After a playing career littered with highlights and more than his fair share of controversy, this was one battle David 'Chook' Howell was never destined to win.
After almost a decade of fighting parkinson's disease and dementia, the Western Suburbs Rosellas legend, who led the club to three consecutive premierships in the early 80's, finally succumbed to the illness that wreaked havoc with his mental health in a Newcastle nursing home on Saturday. He would have turned 69 on Wednesday.
Rated one of the toughest and most feared players to ever lace on the boots in the local competition, Howell dished out plenty and had a rap sheet longer than most players. But he was also frequently on the receiving end as well.

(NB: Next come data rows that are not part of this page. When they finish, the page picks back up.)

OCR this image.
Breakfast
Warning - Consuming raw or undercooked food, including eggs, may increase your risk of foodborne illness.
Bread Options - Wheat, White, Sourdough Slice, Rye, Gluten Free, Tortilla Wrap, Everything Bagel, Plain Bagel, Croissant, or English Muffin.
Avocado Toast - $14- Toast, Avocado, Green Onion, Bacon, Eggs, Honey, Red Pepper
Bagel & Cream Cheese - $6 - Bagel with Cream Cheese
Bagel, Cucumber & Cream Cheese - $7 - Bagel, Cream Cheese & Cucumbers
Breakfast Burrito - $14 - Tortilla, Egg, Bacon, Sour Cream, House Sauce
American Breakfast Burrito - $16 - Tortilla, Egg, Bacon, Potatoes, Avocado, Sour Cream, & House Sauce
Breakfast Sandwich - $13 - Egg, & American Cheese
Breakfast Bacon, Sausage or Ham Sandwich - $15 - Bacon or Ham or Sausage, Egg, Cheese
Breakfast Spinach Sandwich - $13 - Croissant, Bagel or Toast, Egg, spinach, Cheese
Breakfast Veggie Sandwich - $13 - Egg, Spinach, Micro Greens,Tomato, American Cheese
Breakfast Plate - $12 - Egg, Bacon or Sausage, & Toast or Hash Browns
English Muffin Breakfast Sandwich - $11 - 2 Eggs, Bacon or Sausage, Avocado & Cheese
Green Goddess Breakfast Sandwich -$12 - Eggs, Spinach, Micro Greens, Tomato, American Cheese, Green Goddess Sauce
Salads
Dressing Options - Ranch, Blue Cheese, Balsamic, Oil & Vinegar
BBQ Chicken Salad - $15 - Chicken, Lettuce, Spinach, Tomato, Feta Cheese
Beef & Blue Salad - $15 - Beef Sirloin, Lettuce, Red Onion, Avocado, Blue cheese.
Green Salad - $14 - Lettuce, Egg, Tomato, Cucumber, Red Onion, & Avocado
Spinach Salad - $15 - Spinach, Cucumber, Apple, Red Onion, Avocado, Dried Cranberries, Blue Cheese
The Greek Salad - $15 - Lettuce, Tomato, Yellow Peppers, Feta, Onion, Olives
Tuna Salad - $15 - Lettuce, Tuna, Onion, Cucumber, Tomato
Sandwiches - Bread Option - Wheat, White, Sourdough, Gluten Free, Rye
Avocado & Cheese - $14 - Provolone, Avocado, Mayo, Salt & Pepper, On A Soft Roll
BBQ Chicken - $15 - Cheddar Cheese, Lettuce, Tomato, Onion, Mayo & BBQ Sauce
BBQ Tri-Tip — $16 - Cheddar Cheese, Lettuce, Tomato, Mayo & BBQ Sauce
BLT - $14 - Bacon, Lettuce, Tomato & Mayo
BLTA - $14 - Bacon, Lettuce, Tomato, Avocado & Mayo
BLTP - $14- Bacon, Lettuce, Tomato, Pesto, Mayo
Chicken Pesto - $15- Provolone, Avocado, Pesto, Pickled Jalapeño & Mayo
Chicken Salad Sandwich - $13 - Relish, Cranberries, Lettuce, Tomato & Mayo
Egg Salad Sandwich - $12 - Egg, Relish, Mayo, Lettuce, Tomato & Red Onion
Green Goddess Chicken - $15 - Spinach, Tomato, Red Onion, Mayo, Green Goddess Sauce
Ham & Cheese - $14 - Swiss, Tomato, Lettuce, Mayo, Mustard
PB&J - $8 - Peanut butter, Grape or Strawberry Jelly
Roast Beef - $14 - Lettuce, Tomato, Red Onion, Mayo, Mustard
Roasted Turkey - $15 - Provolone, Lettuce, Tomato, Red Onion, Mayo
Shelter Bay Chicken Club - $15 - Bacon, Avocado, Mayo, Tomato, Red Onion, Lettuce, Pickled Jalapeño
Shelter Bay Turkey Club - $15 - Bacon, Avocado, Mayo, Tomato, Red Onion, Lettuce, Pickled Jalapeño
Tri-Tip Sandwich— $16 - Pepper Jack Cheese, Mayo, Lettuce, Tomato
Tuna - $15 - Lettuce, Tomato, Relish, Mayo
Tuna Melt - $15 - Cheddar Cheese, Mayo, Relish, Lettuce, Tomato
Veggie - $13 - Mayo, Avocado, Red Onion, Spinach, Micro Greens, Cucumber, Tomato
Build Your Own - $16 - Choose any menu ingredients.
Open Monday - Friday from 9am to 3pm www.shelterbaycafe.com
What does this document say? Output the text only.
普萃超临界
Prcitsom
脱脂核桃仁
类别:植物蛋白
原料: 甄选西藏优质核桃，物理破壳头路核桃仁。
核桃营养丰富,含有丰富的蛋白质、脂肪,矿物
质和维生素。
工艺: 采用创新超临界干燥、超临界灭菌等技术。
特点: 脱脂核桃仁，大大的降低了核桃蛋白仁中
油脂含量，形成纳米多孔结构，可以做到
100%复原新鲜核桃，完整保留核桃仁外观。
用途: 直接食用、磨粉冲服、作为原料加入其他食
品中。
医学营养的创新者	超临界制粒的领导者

"He caused plenty of carnage on the field but at the same time, he's had perforated ear-drums and detached retinas and plenty of other things from the battering he took as well," former teammate Mal Graham said.
"He dished it out but he copped plenty in return back in those days too."
In an interview with the Newcastle Herald back in 2014, Howell revealed he had suffered as many as 15 concussions during his career. There is little doubt he has paid the ultimate price for consistently being knocked out.
"It [parkinsons] started getting me in my late 50s - that's something I put down to football," Howell said. "It's something that people cop because of head knocks and that sort of thing. I've got memory loss really bad now. My mates will say to me, 'remember this' and I can't."
One of Howell's most talked-about on-field incidents came In 1981 when he captained Country against a star-studded City side in Canberra that included the likes of internationals, Craig Young, Paul McCabe, Steve Mortimer, Steve Rogers and Mick Cronin.
Howell, whose teammates that day included Graham, five-eighth Peter Walsh and centre Robert Finch, lasted barely a few minutes before being sent off.
In that time, he had ironed out City secondrower McCabe twice with coat-hanger tackles, the second prompting an all-in brawl. When calm was eventually restored, Howell was given his marching orders, which was probably just as well because during the brawl, he had been king-hit by rival captain Young and had perforated his ear-drum. But while he earned his tough-guy reputation, Howell was also an outstanding player and inspirational leader.
Born in Young, he made a habit of winning premierships before being signed by Wests in 1977 following a recommendation from another Rosellas legend Allan Buman. In 1978 in the absence of injured captain coach Bob Adamson for the decider, Howell captained Wests to a 23-16 grand final triumph over South Newcastle.
He was appointed captain coach in 1980 and proceeded to lead the Rosellas to three straight premierships, the first two over Cessnock and the third over Kurri. In 2010, he was named at lock in the club's team of the century.
Another former teammate and current Wests board member Rob Darcy said Howell was "a guy everyone warmed to very easily".
"The type who could have a conversation with the prime minister but also the bloke in the gutter," he said. "He had this ability as a coach to get his players to run through brickwalls for him although we never had to because he'd run through them first."
Graham said it was devastating to see the way Howell's health deteriorated.
"The blessing is he is no longer in pain and going through what he had to endure over the past nine years," Graham said.